Atomic Structural Origin of the High Methanol Selectivity over In2O3–Metal Interfaces: Metal–Support Interactions and the Formation of a InOx Overlayer in Ru/In2O3 Catalysts during CO2 Hydrogenation

Abstract

CO2 hydrogenation to methanol is of great environmental and economic interest due to its potential to reduce carbon emissions and produce valuable chemicals in one single reaction. Compared with the unmodified traditional Cu/ZnO/Al2O3 catalyst, an indium oxide (In2O3)-based catalyst can double the methanol selectivity from 30–50 to 60–100%. It is worth noting that over catalysts involving various active metals dispersed on indium oxide (M/In2O3, M = Pd, Ni, Au, etc.), although the methanol yield is boosted, the selectivity remains similar to that of plain In2O3 despite the distinct chemical properties of the added metals. To investigate the phenomena behind this behavior, here we used RuO2/In2O3 as a test catalyst. The results of ambient pressure photoelectron spectroscopy, in situ X-ray absorption fine structure, and time-resolved X-ray diffraction indicate that the structure of the RuO2/In2O3 catalyst is highly dynamic in the presence of a reactive environment. Specifically, under CO2 hydrogenation conditions, Ru clusters facilitate the reduction of In2O3 to generate In2O3–x aggregates, which encapsulate the Ru systems in a migration driven by thermodynamics.
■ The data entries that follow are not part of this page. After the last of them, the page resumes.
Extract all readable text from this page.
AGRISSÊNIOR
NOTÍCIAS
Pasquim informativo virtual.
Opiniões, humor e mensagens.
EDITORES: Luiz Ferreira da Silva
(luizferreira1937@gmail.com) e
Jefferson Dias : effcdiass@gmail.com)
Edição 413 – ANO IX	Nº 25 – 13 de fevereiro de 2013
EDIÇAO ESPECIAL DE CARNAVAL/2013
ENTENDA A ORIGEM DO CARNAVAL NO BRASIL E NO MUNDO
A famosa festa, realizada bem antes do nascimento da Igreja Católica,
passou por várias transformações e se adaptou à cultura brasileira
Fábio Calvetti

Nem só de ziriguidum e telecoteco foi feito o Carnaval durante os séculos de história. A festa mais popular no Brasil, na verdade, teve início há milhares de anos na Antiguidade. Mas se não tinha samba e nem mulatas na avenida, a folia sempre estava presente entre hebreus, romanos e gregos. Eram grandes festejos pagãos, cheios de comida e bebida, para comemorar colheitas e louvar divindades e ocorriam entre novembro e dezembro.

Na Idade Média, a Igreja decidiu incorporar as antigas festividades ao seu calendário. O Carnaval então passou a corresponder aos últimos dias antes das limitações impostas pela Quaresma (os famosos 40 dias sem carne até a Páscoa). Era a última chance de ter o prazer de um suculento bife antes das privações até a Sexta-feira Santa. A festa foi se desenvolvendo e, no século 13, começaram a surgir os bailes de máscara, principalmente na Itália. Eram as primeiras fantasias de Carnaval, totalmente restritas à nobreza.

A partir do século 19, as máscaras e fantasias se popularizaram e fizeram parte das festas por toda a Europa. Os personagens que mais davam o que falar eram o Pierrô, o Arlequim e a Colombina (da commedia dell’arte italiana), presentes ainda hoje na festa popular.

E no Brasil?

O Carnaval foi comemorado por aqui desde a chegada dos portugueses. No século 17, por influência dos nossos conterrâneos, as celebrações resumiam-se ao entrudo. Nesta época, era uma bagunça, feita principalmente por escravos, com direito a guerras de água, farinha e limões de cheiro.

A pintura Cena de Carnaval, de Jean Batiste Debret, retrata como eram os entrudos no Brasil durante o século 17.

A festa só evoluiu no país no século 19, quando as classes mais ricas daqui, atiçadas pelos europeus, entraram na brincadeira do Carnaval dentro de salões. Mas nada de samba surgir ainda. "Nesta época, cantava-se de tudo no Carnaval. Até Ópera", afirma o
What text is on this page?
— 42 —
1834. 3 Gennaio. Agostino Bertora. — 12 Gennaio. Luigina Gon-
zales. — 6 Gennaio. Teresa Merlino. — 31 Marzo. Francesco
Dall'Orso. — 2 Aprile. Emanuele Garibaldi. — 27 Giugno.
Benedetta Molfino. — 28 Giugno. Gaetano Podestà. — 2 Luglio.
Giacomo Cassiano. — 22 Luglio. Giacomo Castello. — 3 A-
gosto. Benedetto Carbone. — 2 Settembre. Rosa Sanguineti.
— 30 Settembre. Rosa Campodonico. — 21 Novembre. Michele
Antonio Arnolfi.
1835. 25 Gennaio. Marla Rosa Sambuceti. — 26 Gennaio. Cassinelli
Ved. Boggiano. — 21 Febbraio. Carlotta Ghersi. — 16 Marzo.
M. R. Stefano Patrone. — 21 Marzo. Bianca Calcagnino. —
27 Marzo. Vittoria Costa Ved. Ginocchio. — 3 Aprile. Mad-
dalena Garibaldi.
In this way, the Ru0 sites for CH4 production are blocked while creating RuOx–In2O3–x interfacial sites with tunable metal–oxide interactions for selective methanol production. In an inverse oxide/metal configuration, indium oxide has properties not seen in its bulk phase that are useful for the binding and conversion of CO2. This work reveals the dynamic nature of In2O3-based catalysts, providing insights for a rational design of materials for the selective synthesis of methanol.